Refer to Sect. 3 for a detailed description of the Young Lives project.
According to India’s Prohibition of Child Marriage Act 2006, the legal age for marriage is 18 years for women and 21 years for men.
The concept of sentinel sites come from health surveillance studies and is a form of purposive sampling where the site, or ‘cluster’, is deemed to represent a certain type of population, and is expected to reflect trends affecting those particular people or areas.
For more details about the sampling design, see Young Lives Project (2011).
This is consistent with the literature showing that girls are often considered ready for marriage at the onset of puberty, which usually occurs in the early teenage years (Field and Ambrus 2008).

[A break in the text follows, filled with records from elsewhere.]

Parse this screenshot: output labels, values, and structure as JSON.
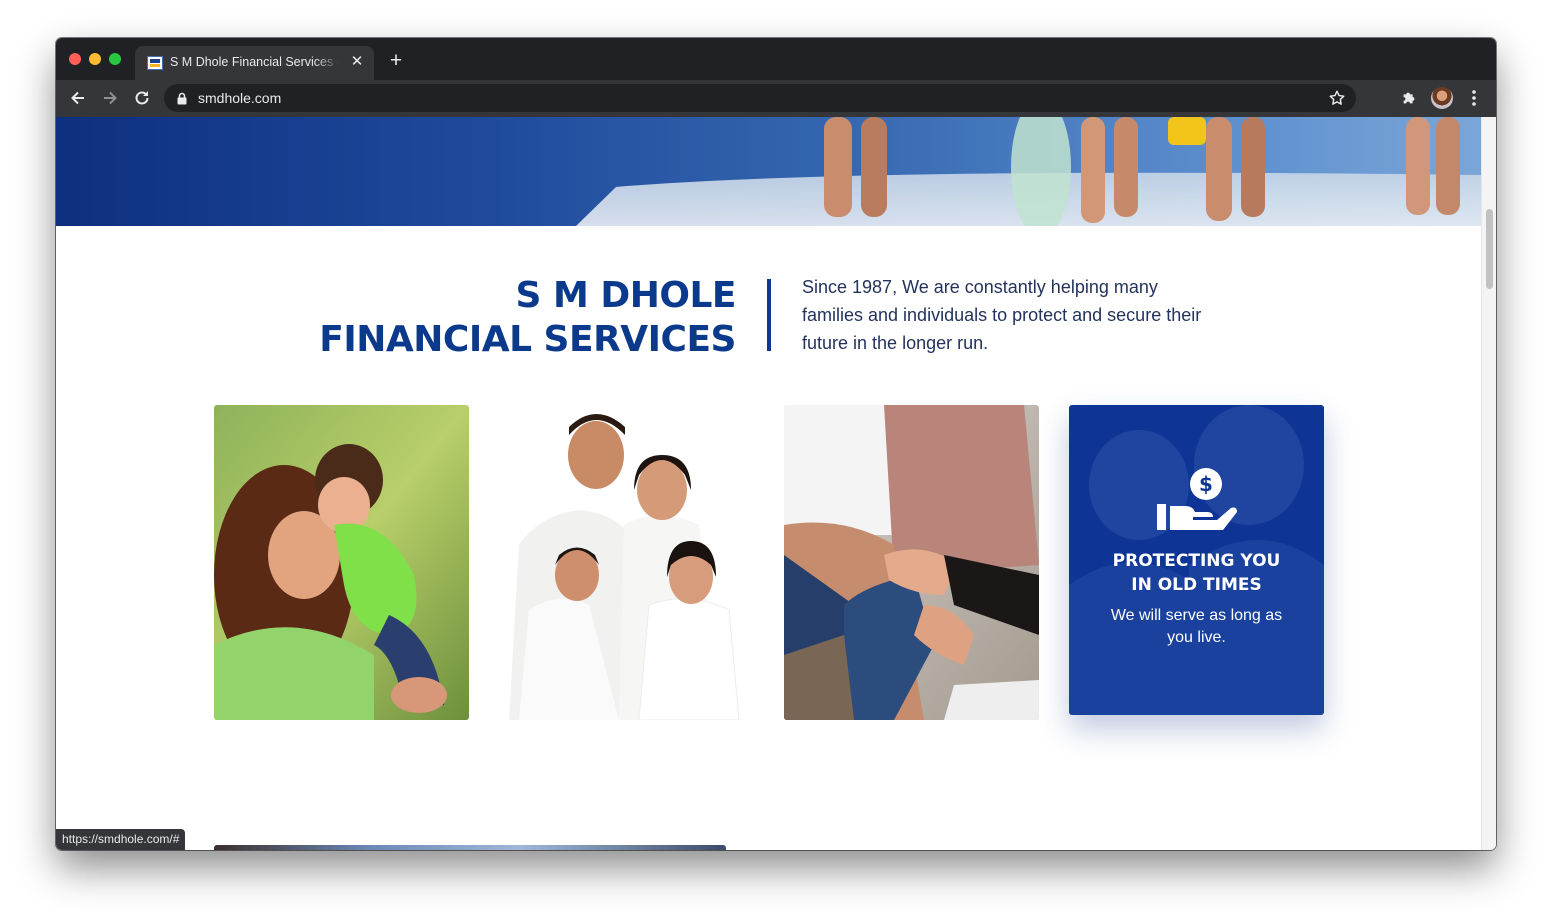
{
  "browser": {
    "tab_title": "S M Dhole Financial Services - Insurance Advisor",
    "url": "smdhole.com",
    "status_url": "https://smdhole.com/#"
  },
  "page": {
    "brand_line1": "S M DHOLE",
    "brand_line2": "FINANCIAL SERVICES",
    "tagline": "Since 1987, We are constantly helping many families and individuals to protect and secure their future in the longer run.",
    "card": {
      "title_line1": "PROTECTING YOU",
      "title_line2": "IN OLD TIMES",
      "text": "We will serve as long as you live.",
      "icon": "hand-dollar-icon"
    },
    "photos": [
      {
        "name": "photo-mother-child"
      },
      {
        "name": "photo-family"
      },
      {
        "name": "photo-handshake"
      }
    ]
  },
  "colors": {
    "brand_blue": "#0b3a8c",
    "card_blue": "#0e3595",
    "browser_dark": "#202124",
    "browser_toolbar": "#35363a"
  }
}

We do not use information from the first round, because no marriage is observed before 12 years of age. For children who experience marriage between 15 and 18 years of age (in which case the dependent variable equals 1), we could construct explanatory variables using information from the third round. For children who experience marriage before 15 years of age (in which case the dependent variable equals 1), we could construct explanatory variables using information from the second round. Consistent with the literature, we define child marriage as marriage under 18 years of age and thus do not distinguish these two cases. Nevertheless, we conduct such investigations in a further extension in Sect. 5.
Area refers to province and district in Vietnam and India, respectively.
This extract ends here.